No, no, no—this will not do.

So often it’s the ones ranting against homosexuality (or any number of other things) who turn out to be working out for themselves a predilection for same (The Root has a piece on this). I’ll never forget a guy in college who seemed almost fixated on claims that every second man we all knew was secretly gay—and wouldn’t you know he was the one who fell in love with a man in grad school to the fury of the woman he was engaged to.

Long, one highly suspects, is guilty. And there is so much more. That there are four accusers instead of one is just the beginning.

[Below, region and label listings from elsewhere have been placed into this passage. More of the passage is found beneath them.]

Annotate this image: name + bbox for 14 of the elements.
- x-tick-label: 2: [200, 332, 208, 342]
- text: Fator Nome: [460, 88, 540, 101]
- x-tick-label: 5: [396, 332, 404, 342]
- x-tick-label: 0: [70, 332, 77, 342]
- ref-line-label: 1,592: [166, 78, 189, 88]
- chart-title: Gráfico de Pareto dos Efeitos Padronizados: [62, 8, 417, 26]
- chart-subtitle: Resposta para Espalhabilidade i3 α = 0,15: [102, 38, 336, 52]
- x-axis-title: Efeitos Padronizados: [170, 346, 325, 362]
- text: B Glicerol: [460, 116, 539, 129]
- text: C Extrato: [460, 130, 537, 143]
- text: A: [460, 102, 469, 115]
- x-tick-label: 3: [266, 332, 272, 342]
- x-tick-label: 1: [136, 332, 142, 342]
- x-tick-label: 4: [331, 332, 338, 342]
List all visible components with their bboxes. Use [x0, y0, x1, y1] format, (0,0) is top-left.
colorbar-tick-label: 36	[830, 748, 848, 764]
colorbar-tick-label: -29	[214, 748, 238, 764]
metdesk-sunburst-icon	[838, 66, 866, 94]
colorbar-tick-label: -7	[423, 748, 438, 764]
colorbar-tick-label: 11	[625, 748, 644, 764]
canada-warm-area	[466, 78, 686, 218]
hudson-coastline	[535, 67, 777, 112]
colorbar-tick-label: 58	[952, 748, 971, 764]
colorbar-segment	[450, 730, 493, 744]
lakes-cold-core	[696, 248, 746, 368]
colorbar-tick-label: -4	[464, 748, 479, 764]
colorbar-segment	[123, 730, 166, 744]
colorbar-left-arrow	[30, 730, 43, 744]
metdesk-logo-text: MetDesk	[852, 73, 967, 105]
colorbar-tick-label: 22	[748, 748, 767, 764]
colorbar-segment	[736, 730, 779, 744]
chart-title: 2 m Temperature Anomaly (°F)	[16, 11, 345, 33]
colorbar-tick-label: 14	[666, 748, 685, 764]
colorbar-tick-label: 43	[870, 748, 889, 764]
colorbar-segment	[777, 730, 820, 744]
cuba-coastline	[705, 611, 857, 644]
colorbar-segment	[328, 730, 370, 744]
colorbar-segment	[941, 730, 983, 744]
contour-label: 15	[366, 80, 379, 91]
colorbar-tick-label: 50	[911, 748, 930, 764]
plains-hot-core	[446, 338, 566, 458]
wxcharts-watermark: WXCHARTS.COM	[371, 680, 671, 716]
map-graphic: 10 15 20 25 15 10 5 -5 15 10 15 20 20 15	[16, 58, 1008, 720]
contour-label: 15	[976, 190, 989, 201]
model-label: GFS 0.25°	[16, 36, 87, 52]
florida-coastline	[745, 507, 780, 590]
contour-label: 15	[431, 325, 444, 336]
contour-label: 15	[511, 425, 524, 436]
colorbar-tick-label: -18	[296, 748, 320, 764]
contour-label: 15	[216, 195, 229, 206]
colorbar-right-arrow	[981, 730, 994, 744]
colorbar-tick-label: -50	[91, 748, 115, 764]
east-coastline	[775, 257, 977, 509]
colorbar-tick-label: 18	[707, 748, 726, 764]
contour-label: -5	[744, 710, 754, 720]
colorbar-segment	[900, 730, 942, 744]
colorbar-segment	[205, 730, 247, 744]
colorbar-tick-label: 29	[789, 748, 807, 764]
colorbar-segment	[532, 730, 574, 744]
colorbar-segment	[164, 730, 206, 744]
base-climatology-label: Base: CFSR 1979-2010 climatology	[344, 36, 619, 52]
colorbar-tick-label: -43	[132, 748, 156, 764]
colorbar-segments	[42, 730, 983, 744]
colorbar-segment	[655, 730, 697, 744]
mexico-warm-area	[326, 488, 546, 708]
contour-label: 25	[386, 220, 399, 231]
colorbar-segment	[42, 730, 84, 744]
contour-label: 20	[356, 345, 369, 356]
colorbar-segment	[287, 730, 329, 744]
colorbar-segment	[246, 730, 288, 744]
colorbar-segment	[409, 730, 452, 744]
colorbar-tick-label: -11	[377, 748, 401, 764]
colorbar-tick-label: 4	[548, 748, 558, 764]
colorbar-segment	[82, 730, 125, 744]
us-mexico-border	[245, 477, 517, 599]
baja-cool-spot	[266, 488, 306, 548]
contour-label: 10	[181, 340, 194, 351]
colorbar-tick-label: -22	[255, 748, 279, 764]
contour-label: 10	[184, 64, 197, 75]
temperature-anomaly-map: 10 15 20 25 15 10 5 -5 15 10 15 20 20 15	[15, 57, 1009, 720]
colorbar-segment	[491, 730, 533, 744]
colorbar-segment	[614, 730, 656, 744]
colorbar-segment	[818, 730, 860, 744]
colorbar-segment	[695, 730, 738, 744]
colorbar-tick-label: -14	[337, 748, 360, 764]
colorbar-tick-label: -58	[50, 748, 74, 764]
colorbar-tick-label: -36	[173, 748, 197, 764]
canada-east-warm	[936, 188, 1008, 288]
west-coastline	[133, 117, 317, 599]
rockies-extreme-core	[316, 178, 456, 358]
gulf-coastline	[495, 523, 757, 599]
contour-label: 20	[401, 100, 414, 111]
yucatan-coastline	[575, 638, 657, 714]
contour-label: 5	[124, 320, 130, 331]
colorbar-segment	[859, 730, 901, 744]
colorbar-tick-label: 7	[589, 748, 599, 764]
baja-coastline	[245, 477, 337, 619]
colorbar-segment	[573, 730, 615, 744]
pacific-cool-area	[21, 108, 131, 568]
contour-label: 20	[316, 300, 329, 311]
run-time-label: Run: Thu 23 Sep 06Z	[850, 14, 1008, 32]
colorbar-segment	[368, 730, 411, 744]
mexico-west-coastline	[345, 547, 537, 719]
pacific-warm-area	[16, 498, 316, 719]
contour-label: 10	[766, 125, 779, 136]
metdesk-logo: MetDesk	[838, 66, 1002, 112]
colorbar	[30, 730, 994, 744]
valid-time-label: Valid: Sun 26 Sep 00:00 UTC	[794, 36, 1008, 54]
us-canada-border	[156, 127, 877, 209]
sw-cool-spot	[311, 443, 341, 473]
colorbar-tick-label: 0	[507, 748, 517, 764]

His announcement last Sunday that he intends to fight the charges was tellingly vague: “I’m not a perfect man,” he repeated. Well, why that little qualifier? “But this ... I’m gon’ fight” he said—a little hazy, that this. You couldn’t miss also the unsteady gaze.

At this point, whatever “fight” Long comes up with—the best possible outcome imaginable is that he tries to get by with some kind of “I’m not really gay” explanation based on, shall we say, “Tis better to give than to receive”—these revelations will stick to him forever. They will be his legacy, in the same way that Larry Craig will always be known for the bathroom episode despite his clunky denials (not just the wide stance thing, but “I don’t do things like that,” betraying a certain preset consciousness of the “things” in question).

Eddie Long would do himself and his own race a massive favor if he, shall we say, had a conversion here. “Got the call,” to put it in language familiar in his realm. He should openly admit what he did, disavow his antigay positions, and serve as a beacon to a black community that needs to get beyond an unthinking prejudice especially unseemly in a group positioning itself as a standard-bearer of America’s moral advancement.

He should get with the times—as the NAACP has, with Benjamin Jealous announcing an upcoming “One Nation Working Together” march with gay and transgender groups. America becomes ever more open to gay marriages. “Don’t Ask, Don’t Tell” is doing a slow fade. Ever more celebrities are coming out with no detriment to their careers. Call it a new kind of New Birth.

Long likely fears how many parishioners would desert him. Plenty would. However, let’s face it – these people would be the equivalents to the hold-outs against Civil Rights, the people on the sidelines in the photos of Little Rock, the people on Mad Men making casually dismissive comments about the Freedom struggle. Perhaps Long could think about what he would leave behind—or about his afterlife. People change. Leaders help them do it.

Eddie Long could, right now, become a great man. It would be a small thing indeed for him to cave in and “fight” rather than seek the higher wisdom of acceptance—of himself and so very many other souls.